14 janv. 2009

L’ENTREPRISE A DES INCONSCIENTS

En reprenant la définition de la neurobiologie et en centrant sur la vision de la Direction Générale, j’appelle dans l’entreprise « processus conscient » tout ce qui est traité dans l’espace de travail central, c’est-à-dire celui de la Direction Générale. Tout le reste est un processus inconscient.
On peut structurer trois niveaux d’inconscient pour une organisation :
- "L’inconscient de structure" : il s’agit de tout ce qui va générer des actions et des résultats, sans que ceci puisse être d’une façon ou d’une autre rapporté auprès du système de management. Les actions sont effectives et bien réelles, mais ne font pas l’objet d’une analyse et d’un processus conscient, et donc pas non plus à proprement parler d’une décision. Elles sont par exemple directement produites par la façon dont est organisée l’entreprise ou par les systèmes d’information.
- "L’inconscient non connecté" : ce sont tous les systèmes de management locaux qui construisent des représentations, produisent des décisions, mais ne sont pas reliés au management central. En l’absence de cette connexion, ces décisions locales ne participent pas à la représentation globale, ni donc à la construction de scénarios.
- "L’inconscient connecté" : ce sont tous les systèmes de management locaux qui construisent des représentations, produisent des décisions et sont reliés au management central. Même s’ils ne sont pas pour l’instant intégrés dans l’analyse faite par le management central, ils peuvent à tout moment l’être.
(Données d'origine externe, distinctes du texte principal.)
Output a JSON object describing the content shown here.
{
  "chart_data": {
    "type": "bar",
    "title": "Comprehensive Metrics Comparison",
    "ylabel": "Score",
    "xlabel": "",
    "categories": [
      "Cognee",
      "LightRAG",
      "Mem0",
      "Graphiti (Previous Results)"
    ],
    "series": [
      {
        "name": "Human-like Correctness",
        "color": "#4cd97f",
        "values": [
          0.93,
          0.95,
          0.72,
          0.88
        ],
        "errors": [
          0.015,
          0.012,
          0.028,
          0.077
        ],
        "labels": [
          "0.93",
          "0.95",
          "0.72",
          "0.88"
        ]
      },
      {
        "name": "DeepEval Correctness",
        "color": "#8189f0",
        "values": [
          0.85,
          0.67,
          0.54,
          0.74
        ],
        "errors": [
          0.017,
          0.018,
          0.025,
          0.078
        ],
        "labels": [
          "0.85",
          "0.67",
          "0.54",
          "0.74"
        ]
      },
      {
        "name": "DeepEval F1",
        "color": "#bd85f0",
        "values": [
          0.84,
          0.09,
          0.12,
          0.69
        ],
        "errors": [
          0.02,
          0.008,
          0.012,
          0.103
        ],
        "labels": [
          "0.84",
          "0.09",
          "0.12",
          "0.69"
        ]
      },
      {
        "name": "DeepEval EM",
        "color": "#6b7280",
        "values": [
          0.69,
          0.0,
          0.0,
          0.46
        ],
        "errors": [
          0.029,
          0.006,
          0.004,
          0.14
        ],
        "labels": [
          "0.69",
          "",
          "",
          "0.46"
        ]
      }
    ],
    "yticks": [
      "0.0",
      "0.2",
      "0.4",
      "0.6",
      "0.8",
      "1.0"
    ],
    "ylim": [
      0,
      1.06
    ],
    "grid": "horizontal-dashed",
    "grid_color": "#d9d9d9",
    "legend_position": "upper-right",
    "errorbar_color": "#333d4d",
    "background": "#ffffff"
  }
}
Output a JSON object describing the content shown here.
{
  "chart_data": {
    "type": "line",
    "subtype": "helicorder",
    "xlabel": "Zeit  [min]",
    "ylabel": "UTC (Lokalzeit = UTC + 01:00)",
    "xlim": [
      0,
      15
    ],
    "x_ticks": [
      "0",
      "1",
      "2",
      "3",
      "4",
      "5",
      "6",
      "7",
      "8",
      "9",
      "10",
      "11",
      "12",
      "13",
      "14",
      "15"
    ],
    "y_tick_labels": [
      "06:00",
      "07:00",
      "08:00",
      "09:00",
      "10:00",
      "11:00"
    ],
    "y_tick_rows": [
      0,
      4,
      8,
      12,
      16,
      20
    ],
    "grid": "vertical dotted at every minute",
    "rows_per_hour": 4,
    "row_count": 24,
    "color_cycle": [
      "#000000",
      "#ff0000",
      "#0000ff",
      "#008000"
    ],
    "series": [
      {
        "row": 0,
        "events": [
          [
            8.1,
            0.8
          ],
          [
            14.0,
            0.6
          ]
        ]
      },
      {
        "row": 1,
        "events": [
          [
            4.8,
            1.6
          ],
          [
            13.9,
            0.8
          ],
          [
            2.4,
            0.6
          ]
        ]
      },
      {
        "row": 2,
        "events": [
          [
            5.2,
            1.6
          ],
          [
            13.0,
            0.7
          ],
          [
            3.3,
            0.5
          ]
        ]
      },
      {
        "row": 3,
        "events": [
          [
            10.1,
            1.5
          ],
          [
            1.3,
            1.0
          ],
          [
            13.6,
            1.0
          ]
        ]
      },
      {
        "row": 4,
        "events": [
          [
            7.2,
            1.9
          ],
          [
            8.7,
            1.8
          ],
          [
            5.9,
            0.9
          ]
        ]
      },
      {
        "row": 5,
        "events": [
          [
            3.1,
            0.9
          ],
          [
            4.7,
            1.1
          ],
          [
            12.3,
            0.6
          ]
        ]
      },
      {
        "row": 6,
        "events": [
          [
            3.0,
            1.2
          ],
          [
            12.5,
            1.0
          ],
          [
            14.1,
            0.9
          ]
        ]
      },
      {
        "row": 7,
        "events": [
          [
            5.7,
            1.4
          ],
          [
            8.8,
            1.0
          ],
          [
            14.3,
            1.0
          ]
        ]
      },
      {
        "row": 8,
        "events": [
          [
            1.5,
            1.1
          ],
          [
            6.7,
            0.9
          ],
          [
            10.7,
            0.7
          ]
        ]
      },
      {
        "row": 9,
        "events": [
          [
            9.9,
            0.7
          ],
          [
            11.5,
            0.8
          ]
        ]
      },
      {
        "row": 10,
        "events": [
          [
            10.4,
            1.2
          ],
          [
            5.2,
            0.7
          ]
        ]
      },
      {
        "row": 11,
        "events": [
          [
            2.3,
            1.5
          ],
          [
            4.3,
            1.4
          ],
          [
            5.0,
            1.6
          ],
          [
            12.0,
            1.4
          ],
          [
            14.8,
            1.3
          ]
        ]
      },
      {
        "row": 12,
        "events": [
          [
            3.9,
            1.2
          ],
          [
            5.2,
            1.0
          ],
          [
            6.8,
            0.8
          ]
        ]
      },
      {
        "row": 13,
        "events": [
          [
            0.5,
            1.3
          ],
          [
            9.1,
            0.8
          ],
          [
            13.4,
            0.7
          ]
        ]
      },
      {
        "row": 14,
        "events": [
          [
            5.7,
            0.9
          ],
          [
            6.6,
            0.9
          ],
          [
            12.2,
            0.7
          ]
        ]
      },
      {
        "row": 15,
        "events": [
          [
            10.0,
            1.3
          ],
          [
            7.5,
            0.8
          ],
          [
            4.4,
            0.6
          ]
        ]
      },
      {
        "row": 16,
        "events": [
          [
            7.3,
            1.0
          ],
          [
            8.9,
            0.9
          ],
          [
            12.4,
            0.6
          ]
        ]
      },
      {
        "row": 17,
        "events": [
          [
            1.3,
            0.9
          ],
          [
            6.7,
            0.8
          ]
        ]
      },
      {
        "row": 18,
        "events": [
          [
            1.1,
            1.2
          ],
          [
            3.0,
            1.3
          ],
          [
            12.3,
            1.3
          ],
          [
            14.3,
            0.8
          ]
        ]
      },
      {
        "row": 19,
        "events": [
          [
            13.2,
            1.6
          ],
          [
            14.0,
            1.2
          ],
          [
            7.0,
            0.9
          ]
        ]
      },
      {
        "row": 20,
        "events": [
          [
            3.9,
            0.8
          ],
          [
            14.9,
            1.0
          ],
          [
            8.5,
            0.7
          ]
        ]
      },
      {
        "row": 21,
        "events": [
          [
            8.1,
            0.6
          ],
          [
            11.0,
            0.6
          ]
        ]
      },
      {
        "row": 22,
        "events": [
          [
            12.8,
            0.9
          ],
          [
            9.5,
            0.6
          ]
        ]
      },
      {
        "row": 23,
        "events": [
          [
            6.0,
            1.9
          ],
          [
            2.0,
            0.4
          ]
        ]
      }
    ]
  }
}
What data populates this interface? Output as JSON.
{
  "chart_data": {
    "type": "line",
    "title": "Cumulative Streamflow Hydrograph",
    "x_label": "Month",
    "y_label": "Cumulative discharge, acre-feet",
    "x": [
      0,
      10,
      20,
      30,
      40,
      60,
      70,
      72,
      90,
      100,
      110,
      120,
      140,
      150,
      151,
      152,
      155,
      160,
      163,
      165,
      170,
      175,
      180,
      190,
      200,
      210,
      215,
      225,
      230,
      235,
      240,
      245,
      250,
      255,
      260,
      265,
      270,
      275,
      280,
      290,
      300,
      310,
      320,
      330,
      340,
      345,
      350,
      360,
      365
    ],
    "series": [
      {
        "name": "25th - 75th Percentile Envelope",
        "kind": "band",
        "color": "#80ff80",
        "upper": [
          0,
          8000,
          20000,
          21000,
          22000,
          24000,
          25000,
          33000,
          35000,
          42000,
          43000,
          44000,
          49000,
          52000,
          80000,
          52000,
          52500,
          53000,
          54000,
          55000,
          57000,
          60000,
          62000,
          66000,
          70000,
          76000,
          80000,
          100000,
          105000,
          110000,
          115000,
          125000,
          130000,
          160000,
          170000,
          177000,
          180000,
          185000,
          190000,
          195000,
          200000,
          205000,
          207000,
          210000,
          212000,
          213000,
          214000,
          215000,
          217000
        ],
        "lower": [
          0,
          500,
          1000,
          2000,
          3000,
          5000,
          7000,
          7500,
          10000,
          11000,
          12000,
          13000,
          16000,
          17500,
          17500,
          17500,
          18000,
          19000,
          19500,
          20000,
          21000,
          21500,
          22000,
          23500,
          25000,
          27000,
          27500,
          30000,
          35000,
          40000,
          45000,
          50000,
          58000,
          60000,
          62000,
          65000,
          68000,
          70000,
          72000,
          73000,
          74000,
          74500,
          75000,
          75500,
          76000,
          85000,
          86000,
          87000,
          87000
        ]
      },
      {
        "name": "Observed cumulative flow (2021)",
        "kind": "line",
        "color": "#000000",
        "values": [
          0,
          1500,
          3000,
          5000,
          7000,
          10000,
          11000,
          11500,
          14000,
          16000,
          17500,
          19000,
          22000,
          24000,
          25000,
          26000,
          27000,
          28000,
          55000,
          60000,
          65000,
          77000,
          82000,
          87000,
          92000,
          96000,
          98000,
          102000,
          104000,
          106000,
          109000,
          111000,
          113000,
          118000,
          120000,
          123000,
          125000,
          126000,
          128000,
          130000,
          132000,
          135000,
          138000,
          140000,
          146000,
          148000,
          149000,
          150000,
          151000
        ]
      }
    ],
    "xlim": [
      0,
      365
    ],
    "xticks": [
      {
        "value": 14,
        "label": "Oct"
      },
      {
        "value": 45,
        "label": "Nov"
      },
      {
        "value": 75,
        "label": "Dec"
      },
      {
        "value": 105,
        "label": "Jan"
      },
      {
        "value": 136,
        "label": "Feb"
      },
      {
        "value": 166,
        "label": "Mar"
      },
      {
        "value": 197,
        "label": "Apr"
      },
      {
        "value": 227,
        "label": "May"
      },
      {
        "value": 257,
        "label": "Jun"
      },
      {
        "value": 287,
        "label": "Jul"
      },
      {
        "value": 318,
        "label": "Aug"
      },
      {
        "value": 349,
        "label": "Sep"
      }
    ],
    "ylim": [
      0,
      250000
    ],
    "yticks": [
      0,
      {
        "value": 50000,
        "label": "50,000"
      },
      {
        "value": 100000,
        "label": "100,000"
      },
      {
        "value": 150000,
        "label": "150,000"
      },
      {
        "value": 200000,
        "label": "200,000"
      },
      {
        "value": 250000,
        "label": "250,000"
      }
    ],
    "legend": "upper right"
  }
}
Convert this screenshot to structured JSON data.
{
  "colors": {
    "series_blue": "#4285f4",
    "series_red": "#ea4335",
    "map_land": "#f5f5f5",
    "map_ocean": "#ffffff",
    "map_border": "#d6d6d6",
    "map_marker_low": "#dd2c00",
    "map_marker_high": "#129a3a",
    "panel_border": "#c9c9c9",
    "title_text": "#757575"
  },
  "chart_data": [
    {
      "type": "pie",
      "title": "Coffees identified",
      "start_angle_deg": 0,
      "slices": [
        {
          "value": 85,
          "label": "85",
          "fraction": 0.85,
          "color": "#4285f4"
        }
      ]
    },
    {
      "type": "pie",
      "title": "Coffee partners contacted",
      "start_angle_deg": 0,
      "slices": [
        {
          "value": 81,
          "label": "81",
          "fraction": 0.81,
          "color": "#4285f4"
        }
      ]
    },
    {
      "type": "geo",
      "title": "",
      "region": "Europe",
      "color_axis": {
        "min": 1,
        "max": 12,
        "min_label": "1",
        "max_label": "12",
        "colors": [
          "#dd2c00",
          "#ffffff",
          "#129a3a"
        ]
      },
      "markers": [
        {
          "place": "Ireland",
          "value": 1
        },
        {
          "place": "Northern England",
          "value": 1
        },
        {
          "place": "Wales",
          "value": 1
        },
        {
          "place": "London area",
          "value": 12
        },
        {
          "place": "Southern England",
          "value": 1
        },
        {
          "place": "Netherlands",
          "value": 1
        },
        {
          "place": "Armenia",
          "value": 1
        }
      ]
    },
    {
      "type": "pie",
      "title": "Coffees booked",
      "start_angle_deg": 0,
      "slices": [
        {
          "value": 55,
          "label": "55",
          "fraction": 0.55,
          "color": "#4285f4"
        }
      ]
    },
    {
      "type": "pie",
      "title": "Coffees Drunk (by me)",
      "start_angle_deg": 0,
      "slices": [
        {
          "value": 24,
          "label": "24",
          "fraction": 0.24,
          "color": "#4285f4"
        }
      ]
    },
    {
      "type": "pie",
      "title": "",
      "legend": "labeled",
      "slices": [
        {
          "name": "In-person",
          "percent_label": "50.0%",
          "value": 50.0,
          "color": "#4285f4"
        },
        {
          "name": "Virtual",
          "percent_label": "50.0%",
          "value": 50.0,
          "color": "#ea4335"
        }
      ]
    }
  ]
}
Revenons plus en détail sur chaque niveau d’inconscient :

À cause de son "inconscient de structure", l’entreprise prend des décisions « sans le savoir »
L’organisation de l’entreprise, les systèmes en place, et tous les processus génèrent des actions quotidiennes, cela de façon automatique. Il est important qu’il en soit ainsi : en effet c’est ce qui permet à l’entreprise de travailler efficacement, rapidement et à bas coût. Comme pour un individu, ce sont ces processus automatiques qui maintiennent le corps vivant, et qui, après apprentissage, savent marcher, écrire ou nager. Mais, puisqu’ils sont inconscients, il faut périodiquement s’assurer que ce qu’ils produisent est bien en ligne avec les objectifs de l’entreprise.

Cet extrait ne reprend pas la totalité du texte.